Tears instantly fell. I nodded and she proceeded to tell me that she would always love me no matter what. Her best friend in high school was a lesbian so I didn’t have a ton of fear that she wouldn’t accept me, but at that point, I was having a hard time accepting myself.
She told me that I needed to tell my Dad (this was the scarier one) but 5mins later I found myself taking the longest walk through our hallway that I’d ever experienced. I sat on the ottoman and asked my Dad to turn off the TV and the words fell out alongside my tears:
He cried right there with me, he hugged me, and then he echoed the same message my mom had. They were going to love me no matter what.
I’m so very grateful that my parents created a safe space for me to explore my understanding of myself. I asked if I could go talk to a therapist about my feelings. My mom even signed me out of school and took me to the one and only appointment I needed in order to know that this was exactly who I was. They never forced me to go back, I told them I felt good about it, but I didn’t need to talk to a therapist again.
I knew at the young age of 15 that I didn’t need to be bullied any more than I had been in middle school. So I made the decision with the support of my parents to keep my sexuality between me and my family until high school was over.
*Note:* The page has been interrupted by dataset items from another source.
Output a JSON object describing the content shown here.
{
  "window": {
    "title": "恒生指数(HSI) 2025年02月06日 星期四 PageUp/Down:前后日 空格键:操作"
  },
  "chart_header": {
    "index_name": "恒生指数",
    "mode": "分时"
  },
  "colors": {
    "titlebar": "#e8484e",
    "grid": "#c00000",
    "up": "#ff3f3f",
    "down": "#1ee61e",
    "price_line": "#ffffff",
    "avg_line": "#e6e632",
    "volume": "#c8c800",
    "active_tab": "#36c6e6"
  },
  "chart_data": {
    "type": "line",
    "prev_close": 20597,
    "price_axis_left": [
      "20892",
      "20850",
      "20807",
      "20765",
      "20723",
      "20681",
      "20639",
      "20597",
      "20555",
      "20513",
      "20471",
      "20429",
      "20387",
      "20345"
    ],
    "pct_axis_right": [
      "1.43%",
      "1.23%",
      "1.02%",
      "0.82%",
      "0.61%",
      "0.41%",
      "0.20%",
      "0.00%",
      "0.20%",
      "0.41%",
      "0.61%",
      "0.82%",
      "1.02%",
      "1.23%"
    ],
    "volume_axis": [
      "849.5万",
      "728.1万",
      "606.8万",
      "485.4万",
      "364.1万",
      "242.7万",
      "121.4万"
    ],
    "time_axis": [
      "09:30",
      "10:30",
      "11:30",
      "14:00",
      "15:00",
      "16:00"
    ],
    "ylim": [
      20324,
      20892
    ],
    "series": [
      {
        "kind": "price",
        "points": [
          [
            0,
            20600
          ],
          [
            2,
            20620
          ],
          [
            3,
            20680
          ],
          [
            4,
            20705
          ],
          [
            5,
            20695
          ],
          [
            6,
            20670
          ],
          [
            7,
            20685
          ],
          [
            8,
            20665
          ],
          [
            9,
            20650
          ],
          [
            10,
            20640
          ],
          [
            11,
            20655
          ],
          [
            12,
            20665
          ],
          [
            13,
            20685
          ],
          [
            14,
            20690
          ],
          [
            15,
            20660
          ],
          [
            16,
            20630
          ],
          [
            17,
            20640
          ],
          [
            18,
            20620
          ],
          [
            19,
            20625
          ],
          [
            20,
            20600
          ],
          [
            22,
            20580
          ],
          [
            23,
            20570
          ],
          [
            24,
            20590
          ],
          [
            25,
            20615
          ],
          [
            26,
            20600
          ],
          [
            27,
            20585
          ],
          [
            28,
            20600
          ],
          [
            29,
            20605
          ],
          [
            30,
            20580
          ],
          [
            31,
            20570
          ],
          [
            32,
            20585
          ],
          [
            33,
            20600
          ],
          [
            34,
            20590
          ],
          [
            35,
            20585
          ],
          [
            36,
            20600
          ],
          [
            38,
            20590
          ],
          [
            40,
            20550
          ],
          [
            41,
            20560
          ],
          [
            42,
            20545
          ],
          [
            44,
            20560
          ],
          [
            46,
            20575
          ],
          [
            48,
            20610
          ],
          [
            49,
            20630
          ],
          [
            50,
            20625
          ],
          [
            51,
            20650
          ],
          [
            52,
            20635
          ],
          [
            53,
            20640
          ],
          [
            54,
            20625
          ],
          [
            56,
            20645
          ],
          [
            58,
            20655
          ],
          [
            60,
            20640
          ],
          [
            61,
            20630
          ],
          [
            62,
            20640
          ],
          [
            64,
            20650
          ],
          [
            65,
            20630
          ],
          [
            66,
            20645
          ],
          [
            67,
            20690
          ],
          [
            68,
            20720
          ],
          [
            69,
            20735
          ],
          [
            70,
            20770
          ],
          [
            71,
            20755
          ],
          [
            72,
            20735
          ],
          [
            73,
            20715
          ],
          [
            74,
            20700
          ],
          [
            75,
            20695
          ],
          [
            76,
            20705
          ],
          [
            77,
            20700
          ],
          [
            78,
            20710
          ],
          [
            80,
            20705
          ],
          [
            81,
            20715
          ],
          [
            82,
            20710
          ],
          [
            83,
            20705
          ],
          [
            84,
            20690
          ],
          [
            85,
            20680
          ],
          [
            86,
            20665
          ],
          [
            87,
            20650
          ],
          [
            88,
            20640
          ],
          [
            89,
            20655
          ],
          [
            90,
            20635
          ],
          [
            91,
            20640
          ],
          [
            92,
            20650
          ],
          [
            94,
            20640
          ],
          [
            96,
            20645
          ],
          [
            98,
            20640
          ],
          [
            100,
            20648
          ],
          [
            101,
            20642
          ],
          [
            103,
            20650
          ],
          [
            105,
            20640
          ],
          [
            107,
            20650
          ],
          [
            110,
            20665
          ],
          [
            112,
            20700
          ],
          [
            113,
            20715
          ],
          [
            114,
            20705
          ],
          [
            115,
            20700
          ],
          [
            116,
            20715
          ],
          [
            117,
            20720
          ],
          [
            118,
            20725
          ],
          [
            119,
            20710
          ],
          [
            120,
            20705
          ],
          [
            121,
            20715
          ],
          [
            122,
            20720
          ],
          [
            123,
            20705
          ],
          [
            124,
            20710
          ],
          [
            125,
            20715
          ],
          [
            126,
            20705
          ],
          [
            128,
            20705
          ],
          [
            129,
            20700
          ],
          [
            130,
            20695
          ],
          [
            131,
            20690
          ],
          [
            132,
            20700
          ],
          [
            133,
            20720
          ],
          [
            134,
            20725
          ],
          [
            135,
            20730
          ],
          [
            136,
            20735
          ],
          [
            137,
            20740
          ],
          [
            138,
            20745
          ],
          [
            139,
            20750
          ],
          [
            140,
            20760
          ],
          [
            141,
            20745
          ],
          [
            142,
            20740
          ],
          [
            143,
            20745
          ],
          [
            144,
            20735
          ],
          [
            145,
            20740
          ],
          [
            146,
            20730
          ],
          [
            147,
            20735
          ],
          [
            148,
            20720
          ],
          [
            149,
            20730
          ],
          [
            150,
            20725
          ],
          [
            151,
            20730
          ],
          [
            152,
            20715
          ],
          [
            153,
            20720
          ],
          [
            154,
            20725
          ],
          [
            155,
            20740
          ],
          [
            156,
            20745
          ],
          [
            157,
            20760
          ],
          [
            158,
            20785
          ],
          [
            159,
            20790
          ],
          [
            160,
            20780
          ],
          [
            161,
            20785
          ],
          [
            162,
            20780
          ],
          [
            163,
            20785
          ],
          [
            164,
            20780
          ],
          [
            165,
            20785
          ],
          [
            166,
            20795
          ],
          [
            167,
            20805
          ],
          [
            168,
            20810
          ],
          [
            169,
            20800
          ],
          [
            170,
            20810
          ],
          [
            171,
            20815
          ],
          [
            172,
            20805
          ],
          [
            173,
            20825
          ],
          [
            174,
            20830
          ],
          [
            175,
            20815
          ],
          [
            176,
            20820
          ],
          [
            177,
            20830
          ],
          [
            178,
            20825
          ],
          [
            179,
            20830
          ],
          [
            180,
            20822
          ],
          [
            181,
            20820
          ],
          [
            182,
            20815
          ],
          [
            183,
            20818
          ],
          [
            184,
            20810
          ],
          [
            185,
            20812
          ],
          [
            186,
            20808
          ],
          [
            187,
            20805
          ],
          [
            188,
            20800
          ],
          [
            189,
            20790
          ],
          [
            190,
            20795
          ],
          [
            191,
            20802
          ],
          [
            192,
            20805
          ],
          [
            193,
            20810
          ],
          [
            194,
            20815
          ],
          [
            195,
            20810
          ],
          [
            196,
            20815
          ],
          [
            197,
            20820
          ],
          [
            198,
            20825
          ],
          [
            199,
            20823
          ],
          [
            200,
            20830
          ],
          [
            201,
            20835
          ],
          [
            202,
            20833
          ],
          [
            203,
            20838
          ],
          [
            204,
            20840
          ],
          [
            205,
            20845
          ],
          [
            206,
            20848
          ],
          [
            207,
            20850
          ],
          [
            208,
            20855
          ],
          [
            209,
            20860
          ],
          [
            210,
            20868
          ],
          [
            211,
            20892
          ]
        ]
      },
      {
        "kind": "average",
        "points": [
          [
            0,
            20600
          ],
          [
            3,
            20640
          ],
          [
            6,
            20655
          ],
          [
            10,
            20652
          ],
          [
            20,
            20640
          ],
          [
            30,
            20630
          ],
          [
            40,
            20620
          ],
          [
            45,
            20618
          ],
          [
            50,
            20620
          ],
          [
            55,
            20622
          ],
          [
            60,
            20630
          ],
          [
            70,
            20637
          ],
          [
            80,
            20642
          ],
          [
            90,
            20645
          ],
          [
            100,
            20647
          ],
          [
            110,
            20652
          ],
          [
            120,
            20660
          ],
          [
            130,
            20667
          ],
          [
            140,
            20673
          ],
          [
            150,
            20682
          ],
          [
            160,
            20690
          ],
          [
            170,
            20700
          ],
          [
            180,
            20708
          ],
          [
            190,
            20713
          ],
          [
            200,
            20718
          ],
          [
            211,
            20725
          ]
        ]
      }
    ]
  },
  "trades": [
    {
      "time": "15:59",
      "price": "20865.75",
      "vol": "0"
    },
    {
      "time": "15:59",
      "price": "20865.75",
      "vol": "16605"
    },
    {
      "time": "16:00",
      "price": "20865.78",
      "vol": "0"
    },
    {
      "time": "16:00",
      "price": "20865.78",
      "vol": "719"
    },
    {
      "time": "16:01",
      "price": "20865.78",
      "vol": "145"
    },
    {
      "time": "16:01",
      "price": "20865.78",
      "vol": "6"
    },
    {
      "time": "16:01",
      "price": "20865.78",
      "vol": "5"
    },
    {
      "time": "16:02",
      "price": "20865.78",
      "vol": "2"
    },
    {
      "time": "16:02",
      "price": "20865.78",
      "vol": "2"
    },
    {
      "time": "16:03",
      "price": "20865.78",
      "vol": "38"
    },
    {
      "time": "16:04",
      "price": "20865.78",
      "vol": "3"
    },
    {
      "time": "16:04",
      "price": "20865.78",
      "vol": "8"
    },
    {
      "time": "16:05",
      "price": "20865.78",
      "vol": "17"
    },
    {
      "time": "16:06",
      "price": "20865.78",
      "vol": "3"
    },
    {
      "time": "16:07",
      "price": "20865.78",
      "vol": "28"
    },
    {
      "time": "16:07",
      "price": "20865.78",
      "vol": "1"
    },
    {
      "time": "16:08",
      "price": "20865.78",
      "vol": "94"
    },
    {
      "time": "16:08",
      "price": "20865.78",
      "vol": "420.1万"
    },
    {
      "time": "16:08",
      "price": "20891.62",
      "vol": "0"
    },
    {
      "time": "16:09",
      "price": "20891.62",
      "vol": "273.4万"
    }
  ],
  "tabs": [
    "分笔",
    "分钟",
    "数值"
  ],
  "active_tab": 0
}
Once high school was over I found myself working for a church doing work that I loved. I built an entire community inside the church, I was mentoring kids, leading volunteer activities, and assisting the youth pastor. After I graduated nothing was stopping me from coming out except for my fear of the church. So when I told the pastor I was working alongside (though he said he didn’t have an issue with it) the church was going to “lose support”, so if I needed to come out I also had to get out.
In a very short period of time, that whole community disappeared. That was a hard blow and left spiritual scars that have taken yearsssss to look at again.
I never ever went back into the closet after that. In the 15 years since I came out here are my takeaways:
- You can absolutely hide your sexuality your whole life. But when you are constantly searching for more, wondering why you don’t feel happy, connected, or satisfied, you’ll know that there is only so much you can get out of an inauthentic life.
- It might suck to come out. It might be the hardest thing you’ve ever done. You might lose people, be hated by strangers, and you FOR SURE will face more hardship that the cisgender heterosexuals out there…BUT…nothing worth having ever came easy. I promise that once you get through it, you’ll wonder why you didn’t do it sooner.
- You are worthy of love (even from yourself) regardless of your sexual orientation.
- The closest is a lonely place.
- WE HAVE RAINBOWS OUT HERE AND IT’S BEAUTIFUL AND WE LOVE AND ACCEPT AND HONOR YOUR JOURNEY.